I've seen it raised to high heavens and back and then put on a pedestal over an over. I've seen it done by by people here, by actual programmers that I know, by university professors that try to look like the kind of enlightened guys who have obviously transcended the plebeian language-war and would rather die than commit the heresy of saying that one language is better than another.

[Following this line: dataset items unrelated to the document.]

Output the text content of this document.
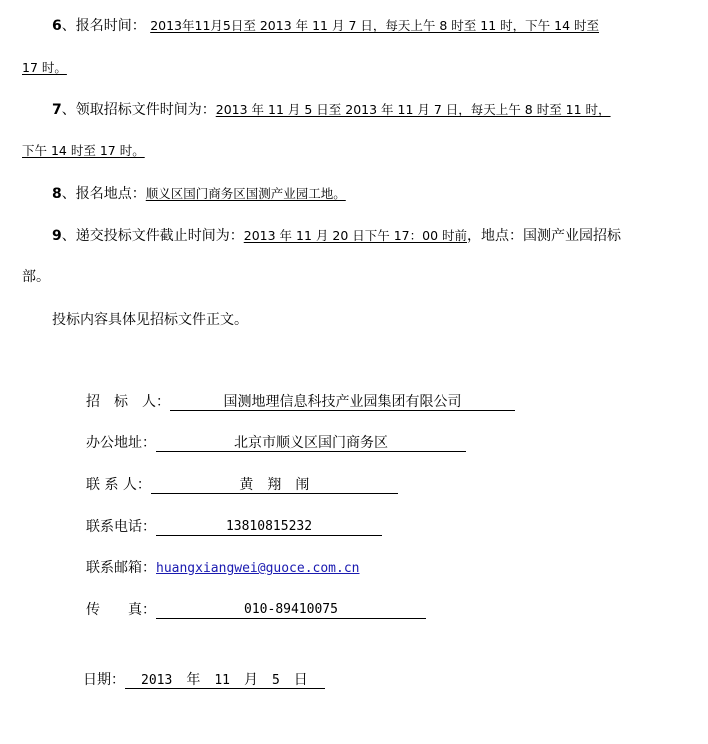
6、报名时间： 2013年11月5日至 2013 年 11 月 7 日，每天上午 8 时至 11 时，下午 14 时至
17 时。
7、领取招标文件时间为：2013 年 11 月 5 日至 2013 年 11 月 7 日，每天上午 8 时至 11 时，
下午 14 时至 17 时。
8、报名地点：顺义区国门商务区国测产业园工地。
9、递交投标文件截止时间为：2013 年 11 月 20 日下午 17：00 时前，地点：国测产业园招标
部。
投标内容具体见招标文件正文。
招　标　人：	国测地理信息科技产业园集团有限公司
办公地址：	北京市顺义区国门商务区
联 系 人：	黄　翔　闱
联系电话：	13810815232
联系邮箱：huangxiangwei@guoce.com.cn
传　　真：	010-89410075
日期： 2013 年 11 月 5 日
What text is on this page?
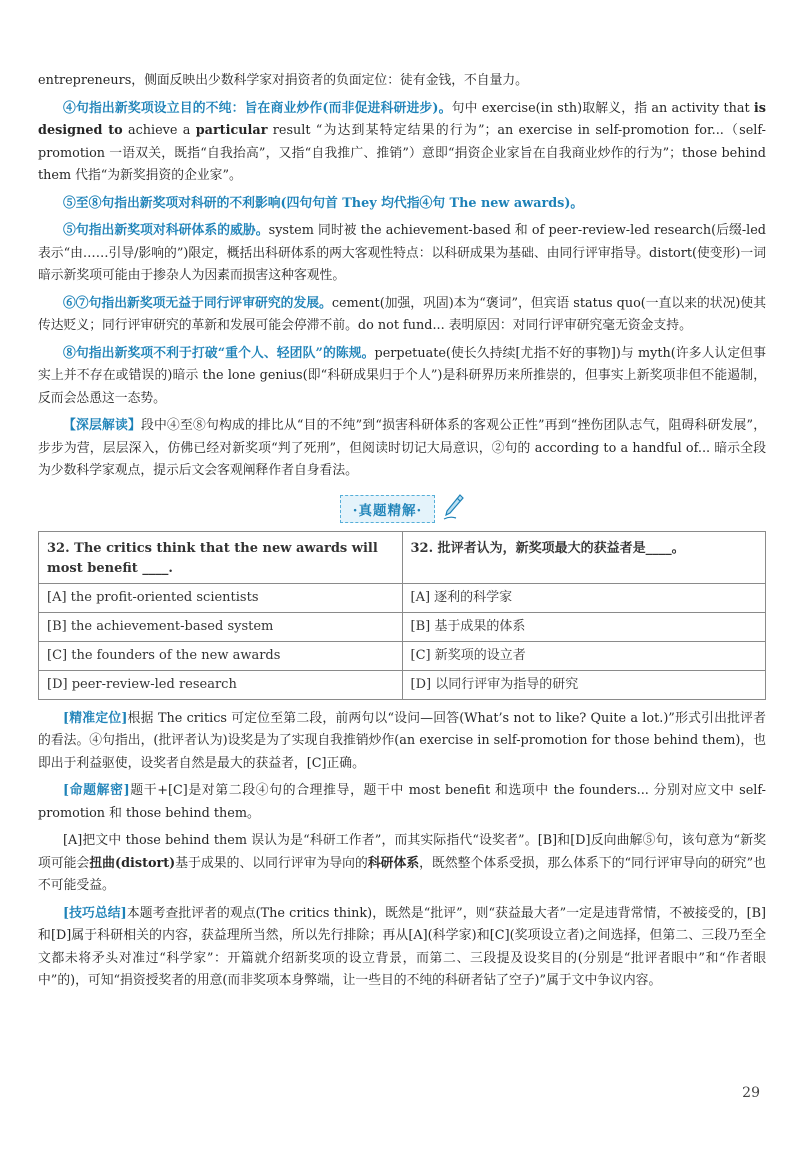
entrepreneurs，侧面反映出少数科学家对捐资者的负面定位：徒有金钱，不自量力。

④句指出新奖项设立目的不纯：旨在商业炒作(而非促进科研进步)。句中 exercise(in sth)取解义，指 an activity that is designed to achieve a particular result “为达到某特定结果的行为”；an exercise in self-promotion for...（self-promotion 一语双关，既指“自我抬高”，又指“自我推广、推销”）意即“捐资企业家旨在自我商业炒作的行为”；those behind them 代指“为新奖捐资的企业家”。

⑤至⑧句指出新奖项对科研的不利影响(四句句首 They 均代指④句 The new awards)。

⑤句指出新奖项对科研体系的威胁。system 同时被 the achievement-based 和 of peer-review-led research(后缀-led 表示“由……引导/影响的”)限定，概括出科研体系的两大客观性特点：以科研成果为基础、由同行评审指导。distort(使变形)一词暗示新奖项可能由于掺杂人为因素而损害这种客观性。

⑥⑦句指出新奖项无益于同行评审研究的发展。cement(加强，巩固)本为“褒词”，但宾语 status quo(一直以来的状况)使其传达贬义；同行评审研究的革新和发展可能会停滞不前。do not fund... 表明原因：对同行评审研究毫无资金支持。

⑧句指出新奖项不利于打破“重个人、轻团队”的陈规。perpetuate(使长久持续[尤指不好的事物])与 myth(许多人认定但事实上并不存在或错误的)暗示 the lone genius(即“科研成果归于个人”)是科研界历来所推崇的，但事实上新奖项非但不能遏制，反而会怂恿这一态势。

【深层解读】段中④至⑧句构成的排比从“目的不纯”到“损害科研体系的客观公正性”再到“挫伤团队志气，阻碍科研发展”，步步为营，层层深入，仿佛已经对新奖项“判了死刑”，但阅读时切记大局意识，②句的 according to a handful of... 暗示全段为少数科学家观点，提示后文会客观阐释作者自身看法。

·真题精解·
32. The critics think that the new awards will most benefit ____.	32. 批评者认为，新奖项最大的获益者是____。
[A] the profit-oriented scientists	[A] 逐利的科学家
[B] the achievement-based system	[B] 基于成果的体系
[C] the founders of the new awards	[C] 新奖项的设立者
[D] peer-review-led research	[D] 以同行评审为指导的研究

[精准定位]根据 The critics 可定位至第二段，前两句以“设问—回答(What’s not to like? Quite a lot.)”形式引出批评者的看法。④句指出，(批评者认为)设奖是为了实现自我推销炒作(an exercise in self-promotion for those behind them)，也即出于利益驱使，设奖者自然是最大的获益者，[C]正确。

[命题解密]题干+[C]是对第二段④句的合理推导，题干中 most benefit 和选项中 the founders... 分别对应文中 self-promotion 和 those behind them。

[A]把文中 those behind them 误认为是“科研工作者”，而其实际指代“设奖者”。[B]和[D]反向曲解⑤句，该句意为“新奖项可能会扭曲(distort)基于成果的、以同行评审为导向的科研体系，既然整个体系受损，那么体系下的“同行评审导向的研究”也不可能受益。

[技巧总结]本题考查批评者的观点(The critics think)，既然是“批评”，则“获益最大者”一定是违背常情，不被接受的，[B]和[D]属于科研相关的内容，获益理所当然，所以先行排除；再从[A](科学家)和[C](奖项设立者)之间选择，但第二、三段乃至全文都未将矛头对准过“科学家”：开篇就介绍新奖项的设立背景，而第二、三段提及设奖目的(分别是“批评者眼中”和“作者眼中”的)，可知“捐资授奖者的用意(而非奖项本身弊端，让一些目的不纯的科研者钻了空子)”属于文中争议内容。

29
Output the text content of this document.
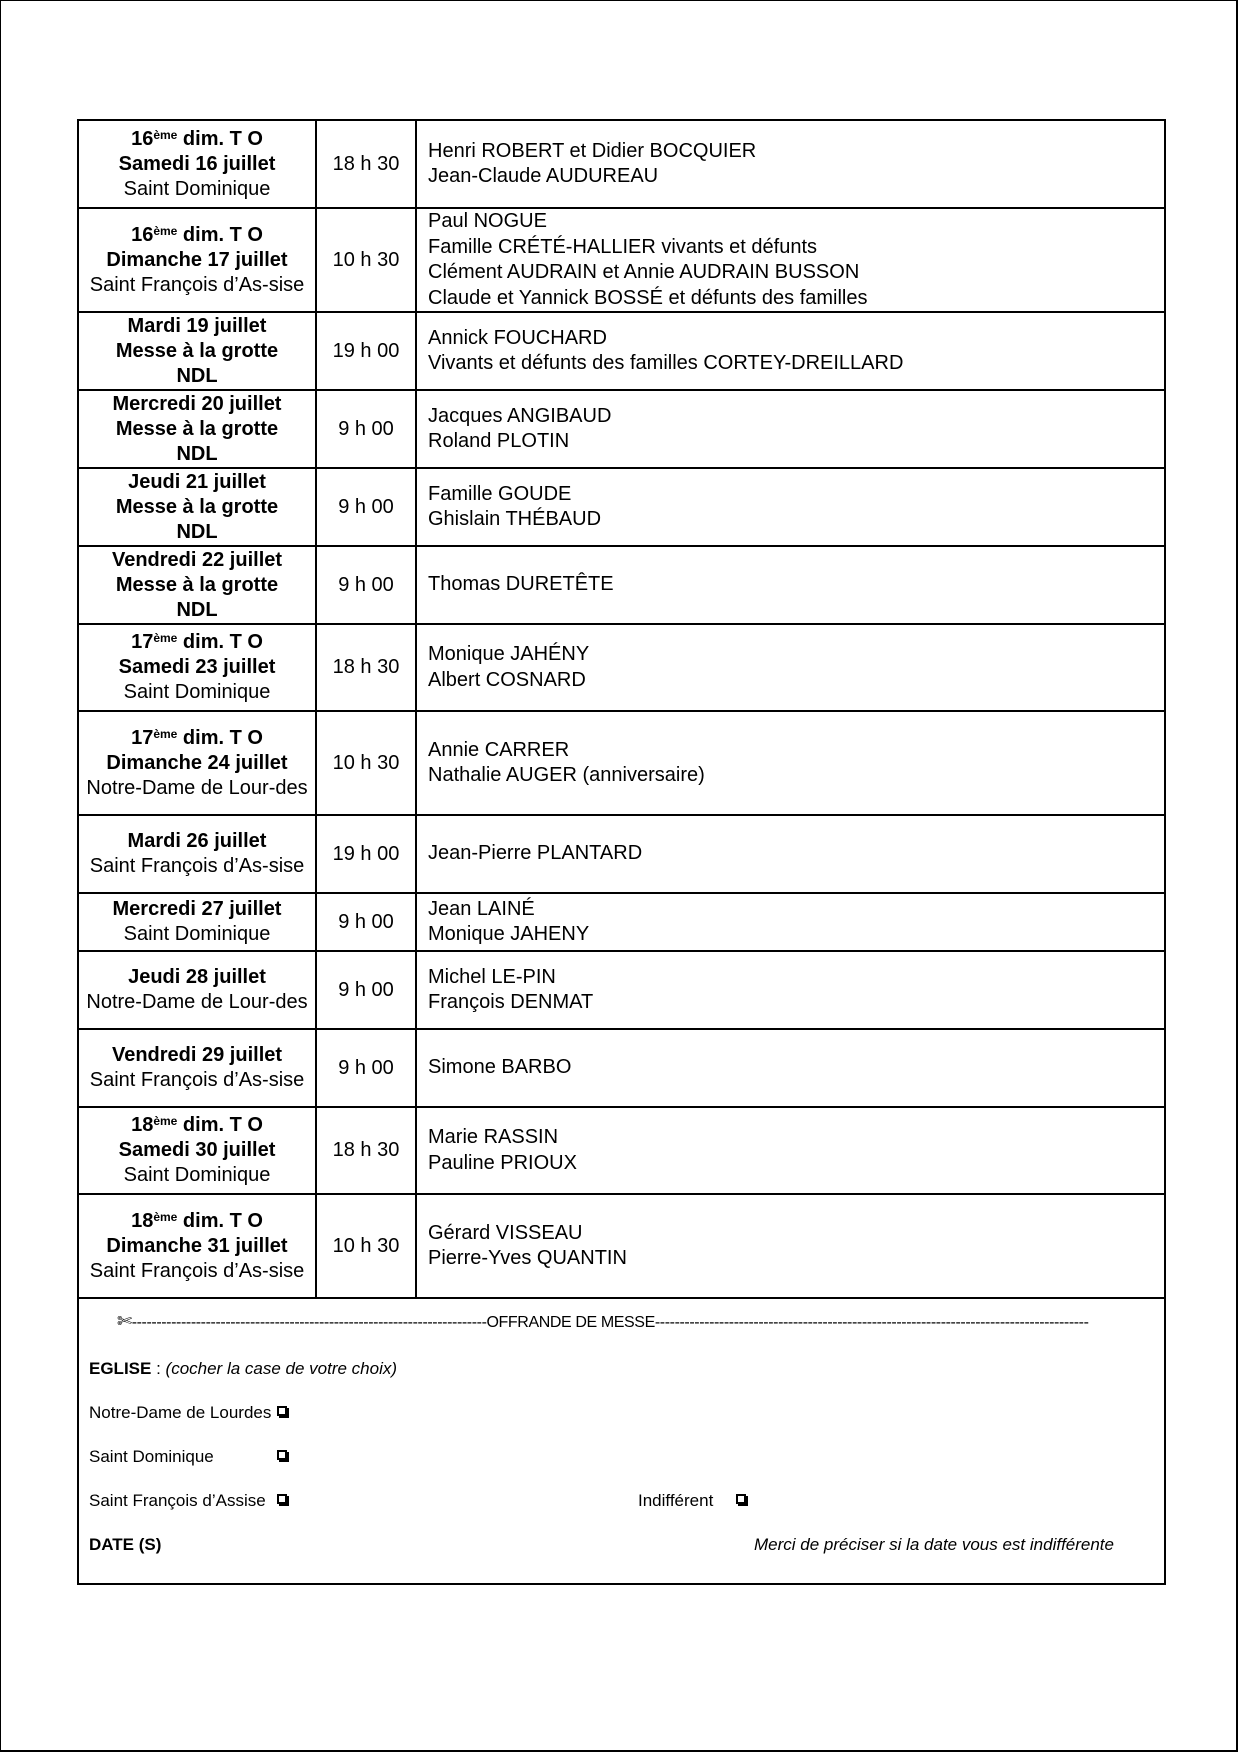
16ème dim. T O
Samedi 16 juillet
Saint Dominique	18 h 30	Henri ROBERT et Didier BOCQUIER
Jean-Claude AUDUREAU

16ème dim. T O
Dimanche 17 juillet
Saint François d’As-sise	10 h 30	Paul NOGUE
Famille CRÉTÉ-HALLIER vivants et défunts
Clément AUDRAIN et Annie AUDRAIN BUSSON
Claude et Yannick BOSSÉ et défunts des familles

Mardi 19 juillet
Messe à la grotte
NDL	19 h 00	Annick FOUCHARD
Vivants et défunts des familles CORTEY-DREILLARD

Mercredi 20 juillet
Messe à la grotte
NDL	9 h 00	Jacques ANGIBAUD
Roland PLOTIN

Jeudi 21 juillet
Messe à la grotte
NDL	9 h 00	Famille GOUDE
Ghislain THÉBAUD

Vendredi 22 juillet
Messe à la grotte
NDL	9 h 00	Thomas DURETÊTE

17ème dim. T O
Samedi 23 juillet
Saint Dominique	18 h 30	Monique JAHÉNY
Albert COSNARD

17ème dim. T O
Dimanche 24 juillet
Notre-Dame de Lour-des	10 h 30	Annie CARRER
Nathalie AUGER (anniversaire)

Mardi 26 juillet
Saint François d’As-sise	19 h 00	Jean-Pierre PLANTARD

Mercredi 27 juillet
Saint Dominique	9 h 00	Jean LAINÉ
Monique JAHENY

Jeudi 28 juillet
Notre-Dame de Lour-des	9 h 00	Michel LE-PIN
François DENMAT

Vendredi 29 juillet
Saint François d’As-sise	9 h 00	Simone BARBO

18ème dim. T O
Samedi 30 juillet
Saint Dominique	18 h 30	Marie RASSIN
Pauline PRIOUX

18ème dim. T O
Dimanche 31 juillet
Saint François d’As-sise	10 h 30	Gérard VISSEAU
Pierre-Yves QUANTIN
✄------------------------------------------------------------------------OFFRANDE DE MESSE----------------------------------------------------------------------------------------
EGLISE : (cocher la case de votre choix)
Notre-Dame de Lourdes
Saint Dominique
Saint François d’Assise	Indifférent
DATE (S)	Merci de préciser si la date vous est indifférente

I tried to learn it, I looked at a few tutorials, at the "learn x in y minutes" page for both lisp and clojure(since from what I understand it's lisp running on the jvm with more FP thrown in), and I understand the syntax and how to do stuff in it. And I went back to tutorials about it several times over the last few months but every time the syntax made me want to look for a high-school kid and yell at him for messy code because looks like a C-style if-condition gone wild with all the nested parentheses and simple things seem to become a chore. What lisp seems to do in a few lines, other FP languages like Haskell or F# or even non FP languages like C# who just discovered that map and filter are a thing seem to do in much less in a much more expressive way.

Am I looking at this wrong? Is there some click that needs to happen? Did I only find crappy resources?(if yes please give me some good resources for learning lisp/clojure, preferably with some exercises)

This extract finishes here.